Seaborn¶
Objective: Statistical visualizations.
High-level API based Matplotlib with strong integration of pandas.
import numpy as np
import pandas as pd
import seaborn as sns
import matplotlib.pyplot as plt
df = sns.load_dataset("penguins")
df.head(3)
| species | island | bill_length_mm | bill_depth_mm | flipper_length_mm | body_mass_g | sex | |
|---|---|---|---|---|---|---|---|
| 0 | Adelie | Torgersen | 39.1 | 18.7 | 181.0 | 3750.0 | Male |
| 1 | Adelie | Torgersen | 39.5 | 17.4 | 186.0 | 3800.0 | Female |
| 2 | Adelie | Torgersen | 40.3 | 18.0 | 195.0 | 3250.0 | Female |
High-level API:
Seaborn functions work on entire datasets and take care of many steps, such as aggregating data automatically.
Example: relplot
The relplot function is designed to visualize static relationships of all kinds:
sns.relplot(
x="bill_length_mm", y="bill_depth_mm",
data=df,
)
<seaborn.axisgrid.FacetGrid at 0x157e693d0>
With the help of a few arguments of the plotting function, you can add more variables to the plot.
Here, for example, the coloring of the scatter dots indicates the species of the penguins:
sns.relplot(
x="bill_length_mm", y="bill_depth_mm",
hue="species",
data=df,
)
<seaborn.axisgrid.FacetGrid at 0x16c802690>
We can also change the dot's size according to their weights
sns.relplot(
x="bill_length_mm", y="bill_depth_mm",
hue="species",
size="body_mass_g",
data=df,
)
<seaborn.axisgrid.FacetGrid at 0x16c91a150>
Using the parameters col and row, multiple plots can be created based on a categorical variable:
sns.relplot(
x="bill_length_mm", y="bill_depth_mm",
hue="sex",
size="body_mass_g",
col="species",
row="island",
data=df,
)
<seaborn.axisgrid.FacetGrid at 0x16c94e810>
Continuous relationships can also be visualized using line plots (more on that later)...
Distributions¶
Generate histograms or similar plots.
sns.displot(
x="body_mass_g", col="species",
hue="sex",
kde=True,
data=df
)
<seaborn.axisgrid.FacetGrid at 0x17f447450>
sns.displot(
x="body_mass_g", col="species",
hue="sex",
kind="kde",
data=df
)
<seaborn.axisgrid.FacetGrid at 0x16c88edd0>
Categorical data¶
Generate plots showing distributions split by certain values for categorical variables.
sns.catplot(
x="species", y="body_mass_g",
kind="boxen",
data=df
)
<seaborn.axisgrid.FacetGrid at 0x17f52dc50>
However, it also works without classes...
sns.catplot(
y="body_mass_g",
kind="box",
data=df
)
<seaborn.axisgrid.FacetGrid at 0x31b48a210>
sns.catplot(
x="species", y="body_mass_g",
kind="violin",
data=df
)
<seaborn.axisgrid.FacetGrid at 0x31b50f450>
sns.catplot(
x="species", y="body_mass_g",
hue="sex",
data=df
)
<seaborn.axisgrid.FacetGrid at 0x16c939650>
sns.catplot(
x="species", y="body_mass_g",
hue="sex",
kind="swarm",
data=df
)
<seaborn.axisgrid.FacetGrid at 0x31b5a4950>
sns.catplot(
x="species", y="body_mass_g",
hue="sex",
kind="bar",
data=df
)
<seaborn.axisgrid.FacetGrid at 0x31b491390>
Regression plot¶
Fits a regression model to the data to be visualized and also plots certain model parameters.
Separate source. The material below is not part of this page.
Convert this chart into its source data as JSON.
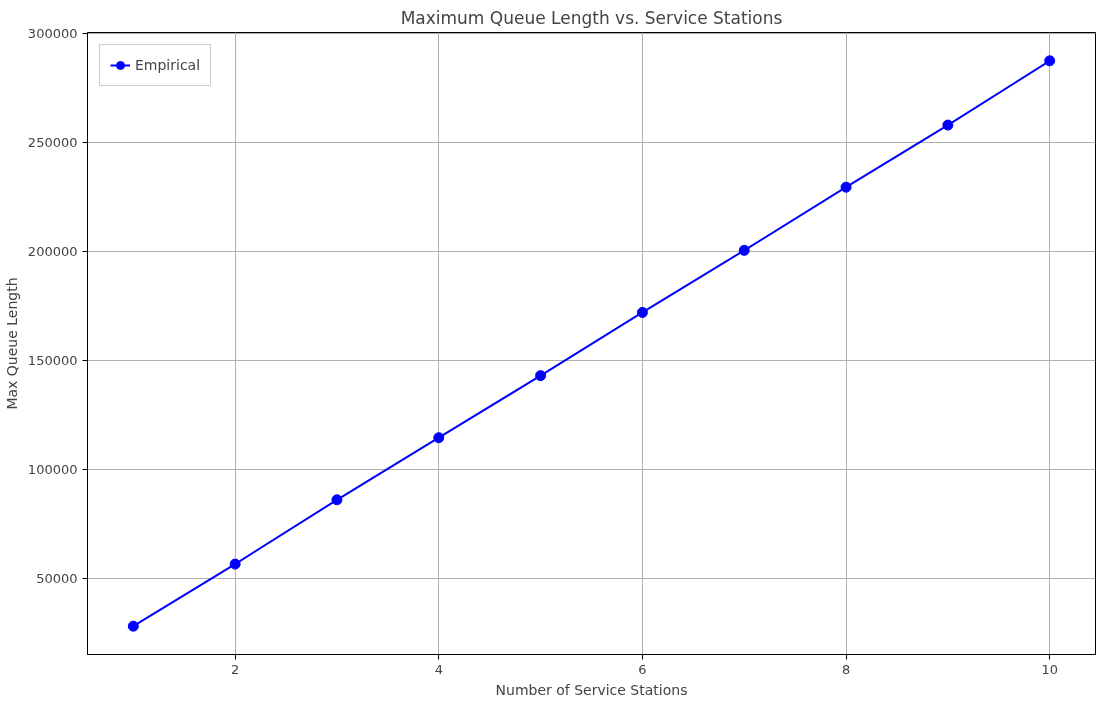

Can be a neat way to visualize (linear) relations within your data.
sns.lmplot(
x="body_mass_g", y="bill_length_mm",
hue="sex",
col="species",
data=df,
)
<seaborn.axisgrid.FacetGrid at 0x31b6cd4d0>
Multivariate Beziehungen¶
Especially in exploratory data analysis, it can be informative to plot different measurements or display formats in combination to gain more "global" insights.
The pairplot, for example, plots all variables of a data set against each other:
sns.pairplot(hue="species", data=df)
<seaborn.axisgrid.PairGrid at 0x31b56d790>
With the jointplot the display types histogram and scatterplot are combined:
sns.jointplot(
x="flipper_length_mm", y="bill_length_mm",
hue="species",
data=df
)
<seaborn.axisgrid.JointGrid at 0x31c4e5210>
Seaborn and Pandas: Data Formats¶
Seaborn is designed to work with Panda's DataFrames.
The whole DateFrame can be passed with the data parameter and then columns can be selected using their name.
data = pd.DataFrame({
"x": np.linspace(0, 20, 10000),
"y": np.sin(np.linspace(0, 20, 10000))
})
sns.lineplot(x="x", y="y", data=data)
<Axes: xlabel='x', ylabel='y'>
However, Seaborn also accepts other data types:
x = np.linspace(0, 20, 10000)
y = np.sin(x)
sns.lineplot(x=x, y=y)
<Axes: >
sns.histplot(y)
<Axes: ylabel='Count'>
etc..
But of course you lose many of the helpful features of the DataFrame integration. (Most notably: Automatic axes labeling!).
DateFrames: Long- vs. Wide-form¶
DataFrames can contain data in different formats. For example, in longform format, where each variable has its own column.
Or in wideform format, which is more like traditional Excel spreadsheets and only contrasts two values.

pandas is best at handling longform-based data:
flights = sns.load_dataset("flights")
flights.head()
| year | month | passengers | |
|---|---|---|---|
| 0 | 1949 | Jan | 112 |
| 1 | 1949 | Feb | 118 |
| 2 | 1949 | Mar | 132 |
| 3 | 1949 | Apr | 129 |
| 4 | 1949 | May | 121 |
Here the data for the vast majority of plots are automatically aggregated and correctly prepared.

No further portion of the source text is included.